На начальственный окрик Курбатов и ухом не повел.
– Господа, попросим оператора еще раз показать нам крохотный кусочек пленки, когда Шилов входит в кабинет – самое-самое начало. Лучше, если в замедленном варианте, – оператор быстро отыскал нужное. – Прошу смотреть внимательно, – продолжил Курбатов. – Он входит. Осматривается. Далее идет к журнальному столику, что справа (смотрите пристальнее), предельно осторожно ставит свой кейс рядом с кейсом Колобова. Все видели?
Откликается Фомин, в обязанности которого сейчас входит постоянно возражать.
– Ну, и что?
Курбатов смеется.
– Ничего. За исключением маленькой детали.
Фомин спрашивает:
– То, что осторожно ставит свой кейс? Ничего особенного. Вещь дорогая, мужик бережет.
Курбатов довольно фыркает.
– Не в этом дело!
– А в чем? Просвети олухов, если ты такой умный, – говорит, ухмыляясь, Фомин. Ему интуиция (опять та самая хваленая интуиция) подсказывает, что Курбатов на пороге открытия и он, Фомин, специально подзадоривает.
– Прошу оператора показать в режиме стоп-кадра тот момент, когда Шилов поставил свой кейс, – оператор выполнил просьбу. – Ну, смотрите, господа офицеры!
Самарин с Комаровым переглянулись. Комаров сказал:
– Смотрю в который раз и ничего не замечаю.
Курбатов продолжает:
– Заметьте: на пленке четко видно, что кейс Шилова стоит справа от кейса Колобова. Ну, убедитесь!
Самарин подтверждает:
– Действительно, справа. Что дальше?
Курбатов торжествует.
– Пока – ничего. Сейчас прошу оператора перегнать пленку туда, где Шилов встает, собираясь уходить, – оператор выполнил просьбу. – Внимание! Прошу следить за Шиловым! Он подходит к столику, где стоят кейсы. Останавливается перед кейсами. Обратите внимание: он – в раздумьях. Он размышляет, тот ли кейс собирается взять. Он сомневается сначала, но потом… Стоп, кадр! – оператор фиксирует. – Видите?

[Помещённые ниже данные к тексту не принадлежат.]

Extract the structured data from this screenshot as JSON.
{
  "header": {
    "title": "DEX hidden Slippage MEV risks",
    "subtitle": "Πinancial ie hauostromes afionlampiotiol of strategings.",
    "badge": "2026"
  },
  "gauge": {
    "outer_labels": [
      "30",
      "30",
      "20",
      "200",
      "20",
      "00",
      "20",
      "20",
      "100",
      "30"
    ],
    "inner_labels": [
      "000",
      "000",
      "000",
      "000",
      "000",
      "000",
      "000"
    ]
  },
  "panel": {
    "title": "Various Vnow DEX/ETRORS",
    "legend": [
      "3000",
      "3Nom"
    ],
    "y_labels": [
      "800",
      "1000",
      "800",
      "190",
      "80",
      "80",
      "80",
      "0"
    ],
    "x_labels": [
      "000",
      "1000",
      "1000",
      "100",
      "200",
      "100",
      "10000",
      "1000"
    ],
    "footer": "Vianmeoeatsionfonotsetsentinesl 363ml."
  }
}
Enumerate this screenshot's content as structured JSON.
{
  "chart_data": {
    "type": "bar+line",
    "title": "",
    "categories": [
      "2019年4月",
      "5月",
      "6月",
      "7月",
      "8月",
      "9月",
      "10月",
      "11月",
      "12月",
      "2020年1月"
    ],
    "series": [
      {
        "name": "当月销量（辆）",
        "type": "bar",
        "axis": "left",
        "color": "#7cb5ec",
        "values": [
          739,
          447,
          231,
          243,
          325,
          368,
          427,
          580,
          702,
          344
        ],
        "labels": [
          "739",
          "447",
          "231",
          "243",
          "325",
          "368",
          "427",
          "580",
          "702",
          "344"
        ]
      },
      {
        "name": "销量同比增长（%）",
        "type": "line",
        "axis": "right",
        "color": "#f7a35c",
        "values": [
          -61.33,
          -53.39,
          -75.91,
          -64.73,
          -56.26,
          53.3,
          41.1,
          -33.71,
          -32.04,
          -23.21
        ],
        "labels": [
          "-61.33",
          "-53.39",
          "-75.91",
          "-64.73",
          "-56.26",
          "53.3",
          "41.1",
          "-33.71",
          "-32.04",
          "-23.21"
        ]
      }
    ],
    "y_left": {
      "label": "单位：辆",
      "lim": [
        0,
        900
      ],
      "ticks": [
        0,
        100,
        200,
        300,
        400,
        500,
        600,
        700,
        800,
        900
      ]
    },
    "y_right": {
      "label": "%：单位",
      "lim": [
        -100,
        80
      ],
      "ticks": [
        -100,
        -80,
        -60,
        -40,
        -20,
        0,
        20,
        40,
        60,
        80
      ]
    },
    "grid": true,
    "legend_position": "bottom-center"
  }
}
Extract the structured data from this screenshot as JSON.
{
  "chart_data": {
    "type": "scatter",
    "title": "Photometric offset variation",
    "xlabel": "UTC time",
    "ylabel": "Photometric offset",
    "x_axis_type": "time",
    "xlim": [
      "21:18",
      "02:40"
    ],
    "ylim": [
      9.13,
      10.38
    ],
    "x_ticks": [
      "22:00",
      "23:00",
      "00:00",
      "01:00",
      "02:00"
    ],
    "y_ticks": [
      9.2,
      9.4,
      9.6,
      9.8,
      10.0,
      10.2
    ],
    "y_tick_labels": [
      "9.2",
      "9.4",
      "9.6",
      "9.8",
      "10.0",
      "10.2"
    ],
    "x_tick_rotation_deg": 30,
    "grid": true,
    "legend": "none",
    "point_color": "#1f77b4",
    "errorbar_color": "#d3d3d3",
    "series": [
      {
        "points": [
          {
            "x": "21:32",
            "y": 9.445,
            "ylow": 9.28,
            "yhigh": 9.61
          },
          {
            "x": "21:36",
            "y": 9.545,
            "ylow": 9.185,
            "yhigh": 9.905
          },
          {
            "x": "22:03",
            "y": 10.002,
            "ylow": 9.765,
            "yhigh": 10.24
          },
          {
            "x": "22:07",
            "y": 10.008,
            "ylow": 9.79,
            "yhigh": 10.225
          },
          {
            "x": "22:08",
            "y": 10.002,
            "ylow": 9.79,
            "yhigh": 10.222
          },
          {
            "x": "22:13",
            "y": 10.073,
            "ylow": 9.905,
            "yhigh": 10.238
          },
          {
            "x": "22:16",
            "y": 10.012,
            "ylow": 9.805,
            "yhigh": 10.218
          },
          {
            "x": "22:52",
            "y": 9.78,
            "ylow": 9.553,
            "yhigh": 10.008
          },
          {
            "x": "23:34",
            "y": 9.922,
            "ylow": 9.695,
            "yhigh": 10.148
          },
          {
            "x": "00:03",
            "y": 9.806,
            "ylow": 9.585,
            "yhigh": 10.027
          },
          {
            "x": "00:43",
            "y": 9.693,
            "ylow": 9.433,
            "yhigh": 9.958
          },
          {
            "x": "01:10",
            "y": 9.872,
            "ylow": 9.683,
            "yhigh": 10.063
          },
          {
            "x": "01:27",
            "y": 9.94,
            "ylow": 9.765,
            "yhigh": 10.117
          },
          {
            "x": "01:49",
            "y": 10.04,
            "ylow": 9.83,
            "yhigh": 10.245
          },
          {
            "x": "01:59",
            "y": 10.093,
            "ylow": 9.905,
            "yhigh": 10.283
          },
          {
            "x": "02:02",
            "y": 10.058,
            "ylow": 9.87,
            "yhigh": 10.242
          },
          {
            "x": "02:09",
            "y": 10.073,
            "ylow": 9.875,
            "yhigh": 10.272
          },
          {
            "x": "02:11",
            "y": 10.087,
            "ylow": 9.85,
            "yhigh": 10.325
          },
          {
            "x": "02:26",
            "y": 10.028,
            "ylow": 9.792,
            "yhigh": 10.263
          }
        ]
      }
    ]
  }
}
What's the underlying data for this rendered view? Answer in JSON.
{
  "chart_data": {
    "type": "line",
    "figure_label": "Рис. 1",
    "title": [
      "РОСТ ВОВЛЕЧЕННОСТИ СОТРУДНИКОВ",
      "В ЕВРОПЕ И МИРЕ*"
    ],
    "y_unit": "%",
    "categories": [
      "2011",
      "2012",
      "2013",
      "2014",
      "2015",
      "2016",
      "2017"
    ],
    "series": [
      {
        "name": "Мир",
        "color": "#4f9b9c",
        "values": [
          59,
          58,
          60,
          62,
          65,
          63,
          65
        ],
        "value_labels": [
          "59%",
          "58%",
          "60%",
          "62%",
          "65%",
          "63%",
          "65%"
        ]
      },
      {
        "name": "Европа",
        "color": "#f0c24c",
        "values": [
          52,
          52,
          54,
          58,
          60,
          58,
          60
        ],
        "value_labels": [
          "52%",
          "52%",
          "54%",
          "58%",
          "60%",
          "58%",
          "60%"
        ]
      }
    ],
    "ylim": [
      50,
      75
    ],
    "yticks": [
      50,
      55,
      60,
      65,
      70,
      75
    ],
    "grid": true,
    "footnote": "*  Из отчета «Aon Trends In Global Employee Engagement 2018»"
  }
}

Комаров хлопает по колену.
– Ну, да! После секундного замешательства берет тот кейс, который слева, то есть кейс Колобова.
Фомин крутит головой.
– Ошибся.
За товарища заступается Самарин.
– Нет никакой ошибки: Шилов взял тот кейс, который должен был взять.
– Почему ты так решил? – подозрительно спрашивает Фомин.
Самарин восклицает:
– Я – понял!.. Так вот чего все время опасался Шилов?
– Чего? – тихо спросил Фомин.
– Он опасался собственного кейса!
– Скажешь тоже.
– А вы, господа офицеры, посмотрите, как он весь преобразился, насколько уверенная его походка; посмотрите, как небрежно, помахивая, несет кейс, как, подойдя к машине, открывает дверцу и небрежно бросает на заднее сиденье. Он знает: этот кейс не опасен для него.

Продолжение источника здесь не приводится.